CAPP 30271 — Lecture 21

Diagonalization

Eigenvectors present us with another opportunity to decompose a matrix. Suppose first that we happen to have an $n \times n$ matrix $A$ with $n$ independent eigenvectors (not obvious that we can always do this!). We use our usual trick for working with several vectors: make them the columns of a matrix. What do we gain from this?

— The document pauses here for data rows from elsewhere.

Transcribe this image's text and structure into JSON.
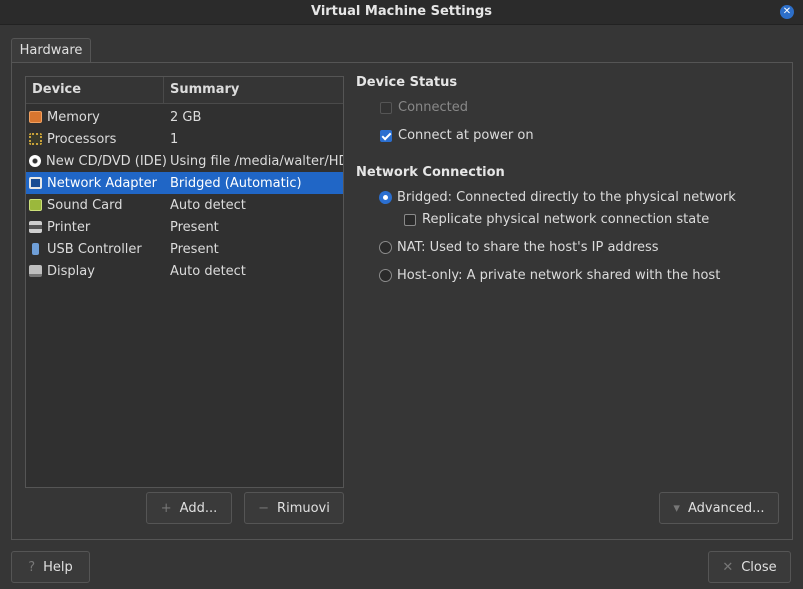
{
  "window": {
    "title": "Virtual Machine Settings",
    "close_glyph": "✕"
  },
  "tabs": [
    {
      "label": "Hardware",
      "selected": true
    }
  ],
  "device_table": {
    "headers": {
      "device": "Device",
      "summary": "Summary"
    },
    "rows": [
      {
        "device": "Memory",
        "summary": "2 GB",
        "icon": "memory-icon",
        "icon_color": "#d8762f"
      },
      {
        "device": "Processors",
        "summary": "1",
        "icon": "processor-icon",
        "icon_color": "#c9a23a"
      },
      {
        "device": "New CD/DVD (IDE)",
        "summary": "Using file /media/walter/HDD",
        "icon": "cd-dvd-icon",
        "icon_color": "#ffffff"
      },
      {
        "device": "Network Adapter",
        "summary": "Bridged (Automatic)",
        "icon": "network-adapter-icon",
        "icon_color": "#e0e0e0",
        "selected": true
      },
      {
        "device": "Sound Card",
        "summary": "Auto detect",
        "icon": "sound-card-icon",
        "icon_color": "#9bb83c"
      },
      {
        "device": "Printer",
        "summary": "Present",
        "icon": "printer-icon",
        "icon_color": "#cfcfcf"
      },
      {
        "device": "USB Controller",
        "summary": "Present",
        "icon": "usb-icon",
        "icon_color": "#6f9fd8"
      },
      {
        "device": "Display",
        "summary": "Auto detect",
        "icon": "display-icon",
        "icon_color": "#bfbfbf"
      }
    ]
  },
  "buttons": {
    "add": "Add...",
    "remove": "Rimuovi",
    "advanced": "Advanced...",
    "help": "Help",
    "close": "Close"
  },
  "device_status": {
    "title": "Device Status",
    "connected": {
      "label": "Connected",
      "checked": false,
      "enabled": false
    },
    "connect_at_power_on": {
      "label": "Connect at power on",
      "checked": true
    }
  },
  "network_connection": {
    "title": "Network Connection",
    "bridged": {
      "label": "Bridged: Connected directly to the physical network",
      "selected": true
    },
    "replicate": {
      "label": "Replicate physical network connection state",
      "checked": false
    },
    "nat": {
      "label": "NAT: Used to share the host's IP address",
      "selected": false
    },
    "host_only": {
      "label": "Host-only: A private network shared with the host",
      "selected": false
    }
  },
  "colors": {
    "accent": "#2066c6",
    "background": "#363636"
  }
}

First, remember that if we have an eigenvector $\mathbf x$, we have that $A \mathbf x = \lambda \mathbf x$. Now, suppose we take each eigenvector $\mathbf x_1, \dots, \mathbf x_n$ and put them in a matrix $X$. What is the matrix product $AX$? If we apply the usual column-centric view of matrix multiplication, we have \[AX= A \begin{bmatrix} \quad \\ \mathbf x_1 & \cdots & \mathbf x_n \\ \quad \end{bmatrix} = \begin{bmatrix} \quad \\ \lambda_1 \mathbf x_1 & \cdots & \lambda_n \mathbf x_n \\ \quad \end{bmatrix}.\] To see why this is the case, recall that the $i$th column of $X$ determines the $i$th column of the product $AX$ and it is equal to $A$ multiplied by that column. In this case, the $i$th column of $X$ is $\mathbf x_i$, so $A \mathbf x_i = \lambda_i \mathbf x_i$.

To get the decomposition we're looking for, we now decompose the right hand side. We have \[\begin{bmatrix} \quad \\ \lambda_1 \mathbf x_1 & \cdots & \lambda_n \mathbf x_n \\ \quad \end{bmatrix} = \begin{bmatrix} \quad \\ \mathbf x_1 & \cdots & \mathbf x_n \\ \quad \end{bmatrix} \begin{bmatrix} \lambda_1 & & \\ & \ddots & \\ & & \lambda_n \end{bmatrix} = X \Lambda.\] This is fairly straightforward: our product is simply the rhs of the eigenvector equation, so we split up the eigenvectors and eigenvalues. We denote the eigenvalue matrix by $\Lambda$, which is the uppercase version of $\lambda$. This gives us the following theorem.

Let $A$ be an $n \times n$ matrix with $n$ linearly independent eigenvectors. Then $AX = X \Lambda$, where $X$ is the matrix of eigenvectors of $A$ and $\Lambda$ is a diagonal matrix of eigenvalues of $A$.

One thing to note here is that $X$ is gives us a basis for the column space of $A$. If the eigenvectors have nonzero eigenvalues, they are in the column space of $A$ (since $A \mathbf x = \lambda \mathbf x)$. If we have $n$ such linearly independent vectors, this gives us a basis.

This gives us a way to satisfy the following definition:

A matrix $A$ is diagonalizable if there exists an invertible matrix $P$ and a diagonal matrix $D$ such that $A = PDP^{-1}$.

So we have that $P = X$, the matrix of eigenvectors, and $D = \Lambda$, the matrix of eigenvalues.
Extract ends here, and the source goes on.